Tikkun Magazine, September/October 2009
by Graeme Taylor
Sustainability and Ethics
We can't separate the issue of sustainability from ethics. The reason why the global system will inevitably collapse is because it is organized by destructive values.
A culture that values shopping over survival is doomed.
In the world today the dominant view is that reality is a hierarchy of separate objects, rather than a holarchy of interrelated systems. In this alienated reality, competition for power and resources is viewed as the natural state of existence, as is the exploitation of the weak by the strong. The popular media accept that it is normal for billionaires to hoard wealth in a world full of hungry children, and for weapons of mass destruction to be developed in tandem with the mass extinction of species.
The industrial system has improved living standards for much of the world's population, but at the cost of ruined cultures, communities, and ecosystems. We now have more but belong less. Many people feel alienated from their families, from their work, from nature, and from spirituality. Because emotional, intellectual, and spiritual needs can only be satisfied through actions that develop community, creativity, and faith, a life of consuming will always leave people feeling empty and incomplete. And people who are alienated from themselves and each other will never feel satisfied and will never stop consuming.
In our materialistic age, the majority of people place more faith in money than in God. As a result, criticizing the accumulation of wealth has become a modern form of heresy. Politicians, business leaders, and teachers who speak against the consumer society are putting their careers at risk. All the material resources and scientific knowledge needed to resolve the major problems on the planet have been available for decades, but the will to change the political and economic priorities of society has not. So increasing global wealth has been accompanied by increasing global poverty.
We will only be able to prevent global collapse if global resource consumption is kept within sustainable limits. Businesses and consumers are not able to determine these limits because markets are mechanisms for determining economic prices, not ecological sustainability. It will only be possible to reduce total resource consumption if consumer values and behaviors change, and if markets are provided with clear regulatory and financial guidance.
Regulating economic activities is neither a new nor a radical idea. Because our societies recognize that not everything can be efficiently managed by market forces, governments already build and operate roads, schools, and emergency services. They also regulate every type of business, from railways to restaurants. Every society considers that wars and natural disasters are too important to be left to private interests and markets. With the future of humanity at stake, we now need to ensure that markets serve the interests of society and not the other way around.
Our economic and accounting systems are a part of the problem rather than the solution. Accounting systems that value existing material wealth but not the future of our children are both dangerous and flawed. Their failure to value other life forms puts the survival of our own species at risk. Their failure to place any value on love, trust, justice, faith, and sacrifice robs us of the vision to avert disaster and preserve life on earth.
Choosing Life and Hope
The challenges we face are enormous, but not insurmountable. Although time is not on our side, the accelerating pace of change works both ways.
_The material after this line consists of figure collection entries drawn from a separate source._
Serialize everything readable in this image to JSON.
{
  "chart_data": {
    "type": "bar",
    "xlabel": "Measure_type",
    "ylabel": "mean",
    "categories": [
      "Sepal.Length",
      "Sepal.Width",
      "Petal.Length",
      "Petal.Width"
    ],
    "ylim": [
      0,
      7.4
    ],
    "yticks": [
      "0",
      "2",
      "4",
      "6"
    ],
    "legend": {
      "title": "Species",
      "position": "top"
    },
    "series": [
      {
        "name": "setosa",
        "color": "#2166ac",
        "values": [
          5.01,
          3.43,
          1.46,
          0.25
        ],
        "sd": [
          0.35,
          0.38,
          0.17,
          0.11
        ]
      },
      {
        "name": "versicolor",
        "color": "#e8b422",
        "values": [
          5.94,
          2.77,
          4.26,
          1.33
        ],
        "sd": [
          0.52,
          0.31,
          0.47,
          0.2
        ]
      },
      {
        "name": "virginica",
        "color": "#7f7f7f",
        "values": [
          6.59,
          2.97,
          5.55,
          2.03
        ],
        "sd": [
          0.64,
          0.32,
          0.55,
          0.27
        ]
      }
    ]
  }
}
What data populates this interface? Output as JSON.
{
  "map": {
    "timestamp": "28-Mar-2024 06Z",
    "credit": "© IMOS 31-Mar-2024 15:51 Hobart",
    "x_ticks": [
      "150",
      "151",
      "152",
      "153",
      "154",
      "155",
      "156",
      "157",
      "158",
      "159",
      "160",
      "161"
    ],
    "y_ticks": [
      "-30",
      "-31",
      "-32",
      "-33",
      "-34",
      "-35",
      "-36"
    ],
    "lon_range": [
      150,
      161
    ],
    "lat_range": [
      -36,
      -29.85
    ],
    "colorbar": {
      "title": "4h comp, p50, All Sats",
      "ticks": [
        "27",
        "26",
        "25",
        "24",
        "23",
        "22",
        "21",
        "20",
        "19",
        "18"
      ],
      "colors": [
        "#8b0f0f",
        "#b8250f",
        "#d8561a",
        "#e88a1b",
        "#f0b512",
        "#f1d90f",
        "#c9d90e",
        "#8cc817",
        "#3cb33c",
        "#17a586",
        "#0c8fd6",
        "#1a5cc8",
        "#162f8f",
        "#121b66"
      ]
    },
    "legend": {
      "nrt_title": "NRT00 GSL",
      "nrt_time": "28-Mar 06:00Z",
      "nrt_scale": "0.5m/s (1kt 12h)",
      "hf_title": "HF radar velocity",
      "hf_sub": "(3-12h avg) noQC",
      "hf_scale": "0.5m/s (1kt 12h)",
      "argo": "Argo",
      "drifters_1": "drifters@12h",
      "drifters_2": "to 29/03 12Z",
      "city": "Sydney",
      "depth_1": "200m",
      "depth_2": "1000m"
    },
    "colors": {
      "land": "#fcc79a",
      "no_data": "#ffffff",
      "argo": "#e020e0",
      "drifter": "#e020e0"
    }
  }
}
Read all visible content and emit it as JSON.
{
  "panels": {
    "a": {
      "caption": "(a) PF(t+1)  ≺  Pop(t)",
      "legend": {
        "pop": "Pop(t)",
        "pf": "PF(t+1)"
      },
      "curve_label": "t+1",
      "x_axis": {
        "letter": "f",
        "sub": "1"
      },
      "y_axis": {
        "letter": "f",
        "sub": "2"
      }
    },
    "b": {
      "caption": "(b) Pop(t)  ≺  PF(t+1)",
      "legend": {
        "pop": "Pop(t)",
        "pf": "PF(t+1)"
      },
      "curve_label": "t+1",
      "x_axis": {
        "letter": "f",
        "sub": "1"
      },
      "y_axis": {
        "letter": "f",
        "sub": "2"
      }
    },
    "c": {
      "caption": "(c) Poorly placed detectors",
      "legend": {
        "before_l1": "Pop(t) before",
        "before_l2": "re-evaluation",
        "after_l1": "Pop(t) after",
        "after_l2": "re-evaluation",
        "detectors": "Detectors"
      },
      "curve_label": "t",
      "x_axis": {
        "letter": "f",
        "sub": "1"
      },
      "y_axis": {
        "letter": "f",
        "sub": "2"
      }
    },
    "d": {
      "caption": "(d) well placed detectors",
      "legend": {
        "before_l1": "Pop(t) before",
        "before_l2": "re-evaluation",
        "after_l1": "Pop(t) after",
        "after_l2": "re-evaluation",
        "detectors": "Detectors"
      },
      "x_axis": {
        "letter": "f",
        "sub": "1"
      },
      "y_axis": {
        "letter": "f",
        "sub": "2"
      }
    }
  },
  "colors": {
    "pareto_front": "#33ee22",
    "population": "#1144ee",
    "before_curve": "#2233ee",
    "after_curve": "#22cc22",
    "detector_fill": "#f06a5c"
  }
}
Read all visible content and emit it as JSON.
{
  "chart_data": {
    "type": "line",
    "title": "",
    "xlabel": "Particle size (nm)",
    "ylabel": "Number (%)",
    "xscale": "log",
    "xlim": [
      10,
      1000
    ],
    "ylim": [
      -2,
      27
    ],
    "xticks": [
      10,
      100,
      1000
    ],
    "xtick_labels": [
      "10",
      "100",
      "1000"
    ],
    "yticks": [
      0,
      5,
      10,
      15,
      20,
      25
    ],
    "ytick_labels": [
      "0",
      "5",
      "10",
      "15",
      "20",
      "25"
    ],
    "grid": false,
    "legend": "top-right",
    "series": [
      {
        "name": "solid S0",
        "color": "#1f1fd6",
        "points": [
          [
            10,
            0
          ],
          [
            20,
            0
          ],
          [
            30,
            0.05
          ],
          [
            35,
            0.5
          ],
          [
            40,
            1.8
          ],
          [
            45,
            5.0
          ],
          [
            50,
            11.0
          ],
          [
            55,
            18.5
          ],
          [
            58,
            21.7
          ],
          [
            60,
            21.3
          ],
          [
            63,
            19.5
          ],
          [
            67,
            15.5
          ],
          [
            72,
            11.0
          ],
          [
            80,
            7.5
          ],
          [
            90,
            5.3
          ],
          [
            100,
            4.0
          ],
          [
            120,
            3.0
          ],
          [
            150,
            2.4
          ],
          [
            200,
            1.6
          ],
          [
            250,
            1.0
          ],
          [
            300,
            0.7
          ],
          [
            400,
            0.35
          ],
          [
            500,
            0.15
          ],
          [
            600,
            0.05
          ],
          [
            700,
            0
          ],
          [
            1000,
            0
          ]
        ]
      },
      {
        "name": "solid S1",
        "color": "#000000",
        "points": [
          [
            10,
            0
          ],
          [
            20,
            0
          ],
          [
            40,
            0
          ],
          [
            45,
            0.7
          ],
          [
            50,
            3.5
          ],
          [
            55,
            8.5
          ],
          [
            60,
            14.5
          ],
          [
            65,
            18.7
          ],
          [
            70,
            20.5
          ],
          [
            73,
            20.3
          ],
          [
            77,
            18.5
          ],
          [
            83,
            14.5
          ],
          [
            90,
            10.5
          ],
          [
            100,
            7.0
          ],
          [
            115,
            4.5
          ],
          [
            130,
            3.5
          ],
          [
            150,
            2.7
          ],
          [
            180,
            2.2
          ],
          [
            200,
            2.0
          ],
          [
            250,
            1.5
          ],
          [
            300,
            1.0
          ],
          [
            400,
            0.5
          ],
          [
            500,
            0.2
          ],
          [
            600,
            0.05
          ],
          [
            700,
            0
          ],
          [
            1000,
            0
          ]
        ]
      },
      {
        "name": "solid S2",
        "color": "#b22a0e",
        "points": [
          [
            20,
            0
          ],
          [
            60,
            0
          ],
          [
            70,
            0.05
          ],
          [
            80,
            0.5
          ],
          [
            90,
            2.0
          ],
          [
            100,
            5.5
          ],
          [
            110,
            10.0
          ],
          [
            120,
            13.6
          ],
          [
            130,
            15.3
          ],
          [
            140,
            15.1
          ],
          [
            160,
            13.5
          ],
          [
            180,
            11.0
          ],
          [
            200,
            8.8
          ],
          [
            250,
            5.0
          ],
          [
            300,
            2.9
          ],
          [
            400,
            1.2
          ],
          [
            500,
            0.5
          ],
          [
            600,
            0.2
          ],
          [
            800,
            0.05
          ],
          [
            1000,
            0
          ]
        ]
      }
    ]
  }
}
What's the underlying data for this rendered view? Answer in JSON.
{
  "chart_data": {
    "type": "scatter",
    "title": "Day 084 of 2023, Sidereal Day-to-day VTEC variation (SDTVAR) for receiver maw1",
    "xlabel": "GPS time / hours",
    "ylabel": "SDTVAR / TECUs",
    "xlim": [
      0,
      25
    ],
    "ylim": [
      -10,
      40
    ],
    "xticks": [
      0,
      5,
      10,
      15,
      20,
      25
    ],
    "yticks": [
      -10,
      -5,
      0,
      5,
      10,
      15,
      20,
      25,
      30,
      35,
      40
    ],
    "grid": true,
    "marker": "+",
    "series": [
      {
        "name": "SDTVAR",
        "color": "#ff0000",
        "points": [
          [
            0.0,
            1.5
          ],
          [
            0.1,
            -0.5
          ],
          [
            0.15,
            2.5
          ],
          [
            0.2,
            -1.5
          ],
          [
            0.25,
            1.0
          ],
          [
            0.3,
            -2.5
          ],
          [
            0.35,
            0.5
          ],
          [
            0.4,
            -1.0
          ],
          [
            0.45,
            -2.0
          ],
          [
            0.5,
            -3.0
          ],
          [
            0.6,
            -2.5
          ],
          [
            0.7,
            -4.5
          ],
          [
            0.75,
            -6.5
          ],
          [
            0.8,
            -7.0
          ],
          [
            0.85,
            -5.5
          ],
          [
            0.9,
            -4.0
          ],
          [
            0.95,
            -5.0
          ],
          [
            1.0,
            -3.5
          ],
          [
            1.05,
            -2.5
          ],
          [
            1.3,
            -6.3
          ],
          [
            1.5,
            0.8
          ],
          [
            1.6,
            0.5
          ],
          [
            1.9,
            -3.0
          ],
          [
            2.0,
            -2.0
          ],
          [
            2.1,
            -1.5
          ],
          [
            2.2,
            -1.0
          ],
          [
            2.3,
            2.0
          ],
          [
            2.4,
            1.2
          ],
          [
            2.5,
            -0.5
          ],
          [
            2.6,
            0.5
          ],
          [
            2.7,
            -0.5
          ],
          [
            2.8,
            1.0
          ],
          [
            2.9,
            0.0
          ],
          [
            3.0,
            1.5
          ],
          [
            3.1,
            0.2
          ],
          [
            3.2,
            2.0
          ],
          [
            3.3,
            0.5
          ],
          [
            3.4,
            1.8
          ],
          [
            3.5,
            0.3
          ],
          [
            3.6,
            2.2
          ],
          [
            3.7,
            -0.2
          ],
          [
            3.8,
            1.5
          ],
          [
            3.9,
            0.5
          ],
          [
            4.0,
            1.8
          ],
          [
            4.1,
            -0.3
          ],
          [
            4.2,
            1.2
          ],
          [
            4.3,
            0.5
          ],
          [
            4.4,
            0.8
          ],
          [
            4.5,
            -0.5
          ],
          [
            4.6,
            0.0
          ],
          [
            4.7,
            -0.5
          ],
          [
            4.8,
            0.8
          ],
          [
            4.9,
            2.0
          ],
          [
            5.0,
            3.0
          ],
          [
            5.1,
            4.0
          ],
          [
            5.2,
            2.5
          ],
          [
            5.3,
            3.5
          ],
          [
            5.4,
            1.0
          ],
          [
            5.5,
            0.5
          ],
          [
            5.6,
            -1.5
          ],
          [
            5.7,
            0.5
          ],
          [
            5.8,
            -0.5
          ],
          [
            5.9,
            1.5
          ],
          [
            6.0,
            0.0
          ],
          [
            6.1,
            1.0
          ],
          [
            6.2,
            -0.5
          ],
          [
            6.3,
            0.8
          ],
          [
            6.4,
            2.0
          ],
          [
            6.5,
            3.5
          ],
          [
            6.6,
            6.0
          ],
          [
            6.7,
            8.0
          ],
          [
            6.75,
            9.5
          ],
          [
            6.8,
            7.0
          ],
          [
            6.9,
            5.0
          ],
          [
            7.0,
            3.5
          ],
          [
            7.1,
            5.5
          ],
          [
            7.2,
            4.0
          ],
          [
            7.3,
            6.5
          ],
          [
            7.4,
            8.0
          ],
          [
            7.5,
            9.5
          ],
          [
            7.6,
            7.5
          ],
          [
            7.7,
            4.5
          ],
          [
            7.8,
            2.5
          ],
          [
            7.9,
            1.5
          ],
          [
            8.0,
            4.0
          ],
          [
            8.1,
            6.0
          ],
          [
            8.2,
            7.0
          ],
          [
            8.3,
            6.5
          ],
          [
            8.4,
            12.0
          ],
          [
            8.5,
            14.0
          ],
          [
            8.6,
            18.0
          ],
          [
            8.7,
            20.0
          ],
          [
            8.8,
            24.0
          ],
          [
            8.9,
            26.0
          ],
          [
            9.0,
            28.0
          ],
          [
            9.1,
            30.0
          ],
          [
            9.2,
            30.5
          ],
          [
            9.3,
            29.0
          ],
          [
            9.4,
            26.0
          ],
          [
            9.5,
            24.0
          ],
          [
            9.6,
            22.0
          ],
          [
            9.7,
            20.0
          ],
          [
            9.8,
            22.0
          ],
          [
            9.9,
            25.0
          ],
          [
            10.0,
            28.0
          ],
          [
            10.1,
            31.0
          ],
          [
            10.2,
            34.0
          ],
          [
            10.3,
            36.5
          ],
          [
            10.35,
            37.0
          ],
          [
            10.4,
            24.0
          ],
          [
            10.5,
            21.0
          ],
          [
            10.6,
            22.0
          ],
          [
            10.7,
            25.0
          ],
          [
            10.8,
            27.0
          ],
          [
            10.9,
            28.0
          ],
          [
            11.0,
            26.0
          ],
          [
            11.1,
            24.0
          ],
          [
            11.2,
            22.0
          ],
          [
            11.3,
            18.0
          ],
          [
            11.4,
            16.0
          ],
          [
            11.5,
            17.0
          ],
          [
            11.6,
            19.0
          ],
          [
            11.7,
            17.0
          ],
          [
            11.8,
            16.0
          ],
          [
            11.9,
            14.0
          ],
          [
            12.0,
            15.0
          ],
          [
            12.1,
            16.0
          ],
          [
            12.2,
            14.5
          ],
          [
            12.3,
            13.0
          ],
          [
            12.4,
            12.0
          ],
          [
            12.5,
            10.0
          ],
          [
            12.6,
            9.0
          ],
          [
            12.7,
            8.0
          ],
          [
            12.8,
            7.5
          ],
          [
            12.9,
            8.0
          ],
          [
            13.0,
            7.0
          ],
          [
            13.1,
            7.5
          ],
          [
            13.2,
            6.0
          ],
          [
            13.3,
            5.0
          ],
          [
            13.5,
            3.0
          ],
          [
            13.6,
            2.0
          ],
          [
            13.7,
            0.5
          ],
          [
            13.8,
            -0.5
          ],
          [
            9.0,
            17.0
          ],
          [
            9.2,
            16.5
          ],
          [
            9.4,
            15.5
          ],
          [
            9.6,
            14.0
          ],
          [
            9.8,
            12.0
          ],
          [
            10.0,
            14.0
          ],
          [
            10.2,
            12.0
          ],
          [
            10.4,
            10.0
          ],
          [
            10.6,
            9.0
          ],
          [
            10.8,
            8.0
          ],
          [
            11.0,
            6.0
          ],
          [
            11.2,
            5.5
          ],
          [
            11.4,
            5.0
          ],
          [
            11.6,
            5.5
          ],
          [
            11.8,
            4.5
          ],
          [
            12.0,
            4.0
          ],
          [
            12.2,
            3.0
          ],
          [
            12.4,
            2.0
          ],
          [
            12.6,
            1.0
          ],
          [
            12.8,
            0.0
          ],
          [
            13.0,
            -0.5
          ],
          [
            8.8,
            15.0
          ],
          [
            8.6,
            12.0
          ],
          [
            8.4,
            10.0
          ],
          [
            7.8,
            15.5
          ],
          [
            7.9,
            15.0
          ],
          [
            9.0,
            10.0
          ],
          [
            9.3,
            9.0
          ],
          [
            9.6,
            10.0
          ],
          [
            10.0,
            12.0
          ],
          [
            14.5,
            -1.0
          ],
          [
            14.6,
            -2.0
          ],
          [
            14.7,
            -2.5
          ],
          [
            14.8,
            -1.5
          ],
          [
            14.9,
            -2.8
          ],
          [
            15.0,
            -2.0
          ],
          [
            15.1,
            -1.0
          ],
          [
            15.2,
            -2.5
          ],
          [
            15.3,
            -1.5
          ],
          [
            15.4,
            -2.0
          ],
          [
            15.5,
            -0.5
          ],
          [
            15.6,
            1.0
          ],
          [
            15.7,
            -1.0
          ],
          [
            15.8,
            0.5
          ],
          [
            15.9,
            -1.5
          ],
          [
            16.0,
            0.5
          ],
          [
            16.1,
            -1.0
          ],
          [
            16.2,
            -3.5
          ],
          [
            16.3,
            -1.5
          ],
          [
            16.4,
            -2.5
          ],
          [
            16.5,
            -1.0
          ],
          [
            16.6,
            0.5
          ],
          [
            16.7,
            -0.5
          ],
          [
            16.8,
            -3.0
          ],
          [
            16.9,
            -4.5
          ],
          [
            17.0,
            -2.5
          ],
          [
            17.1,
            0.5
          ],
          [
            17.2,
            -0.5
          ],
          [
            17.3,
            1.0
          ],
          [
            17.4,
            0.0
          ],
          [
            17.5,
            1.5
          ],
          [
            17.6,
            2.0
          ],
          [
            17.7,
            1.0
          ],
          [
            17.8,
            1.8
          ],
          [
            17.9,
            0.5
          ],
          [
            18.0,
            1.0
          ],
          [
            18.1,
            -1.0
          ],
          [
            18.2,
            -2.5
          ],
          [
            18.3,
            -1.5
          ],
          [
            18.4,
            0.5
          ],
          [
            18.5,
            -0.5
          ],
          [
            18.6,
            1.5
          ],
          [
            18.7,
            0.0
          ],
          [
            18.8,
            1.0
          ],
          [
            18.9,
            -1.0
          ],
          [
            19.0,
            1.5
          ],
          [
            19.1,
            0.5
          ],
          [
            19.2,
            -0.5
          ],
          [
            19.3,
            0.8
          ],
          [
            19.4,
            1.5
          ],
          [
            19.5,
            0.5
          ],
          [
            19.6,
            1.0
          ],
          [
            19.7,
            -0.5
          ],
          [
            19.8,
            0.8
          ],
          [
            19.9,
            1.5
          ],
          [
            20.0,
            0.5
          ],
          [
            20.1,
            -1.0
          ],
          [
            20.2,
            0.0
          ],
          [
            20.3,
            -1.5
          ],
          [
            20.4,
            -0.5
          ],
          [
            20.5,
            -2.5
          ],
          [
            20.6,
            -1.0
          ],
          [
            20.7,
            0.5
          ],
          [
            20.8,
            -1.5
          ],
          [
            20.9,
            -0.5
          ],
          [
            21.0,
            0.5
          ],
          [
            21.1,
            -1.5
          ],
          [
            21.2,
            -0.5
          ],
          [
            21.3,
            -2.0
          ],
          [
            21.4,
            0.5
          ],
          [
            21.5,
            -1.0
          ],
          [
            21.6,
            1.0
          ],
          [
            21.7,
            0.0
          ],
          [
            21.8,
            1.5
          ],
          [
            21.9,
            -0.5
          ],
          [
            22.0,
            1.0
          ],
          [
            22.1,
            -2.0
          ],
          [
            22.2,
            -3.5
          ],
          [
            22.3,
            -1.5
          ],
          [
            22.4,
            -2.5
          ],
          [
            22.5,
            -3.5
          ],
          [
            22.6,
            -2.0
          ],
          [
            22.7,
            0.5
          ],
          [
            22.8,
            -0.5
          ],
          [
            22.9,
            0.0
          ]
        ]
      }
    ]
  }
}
Not only is there increasing destruction, but also growing awareness and more and more constructive innovation. New system-based views, values, social structures, and technologies are emerging all over the planet. The process of transformation has already begun.
However, it will not be easy to make the transition from economic growth based on increasing resource consumption to economic growth based on increasing efficiencies. This enormous technological and cultural transformation will require the mobilization of entire nations and the reorganization of the global economic system. But this type of effort has succeeded before.
Americans have not always taken the easiest path. In World War II our parents and grandparents didn't ask whether the war would cost too much, or wait for the rest of the world to join the fight. Then Americans simply agreed that losing the war was not an option, no matter what sacrifices needed to be made. If our children are to have a future, we must act with the same courage and commitment now.
But we must act now. Dr. Rajendra Pachauri, chair of the Intergovernmental Panel on Climate Change, says: "If there's no action before 2012, that's too late. What we do in the next two to three years will determine our future. This is the defining moment."
Graeme Taylor is the coordinator of BEST Futures (www.bestfutures.org). His book Evolution's Edge: the Coming Collapse and Transformation of Our World won the Independent Publisher's 2009 Gold Medal for the book "most likely to save the planet."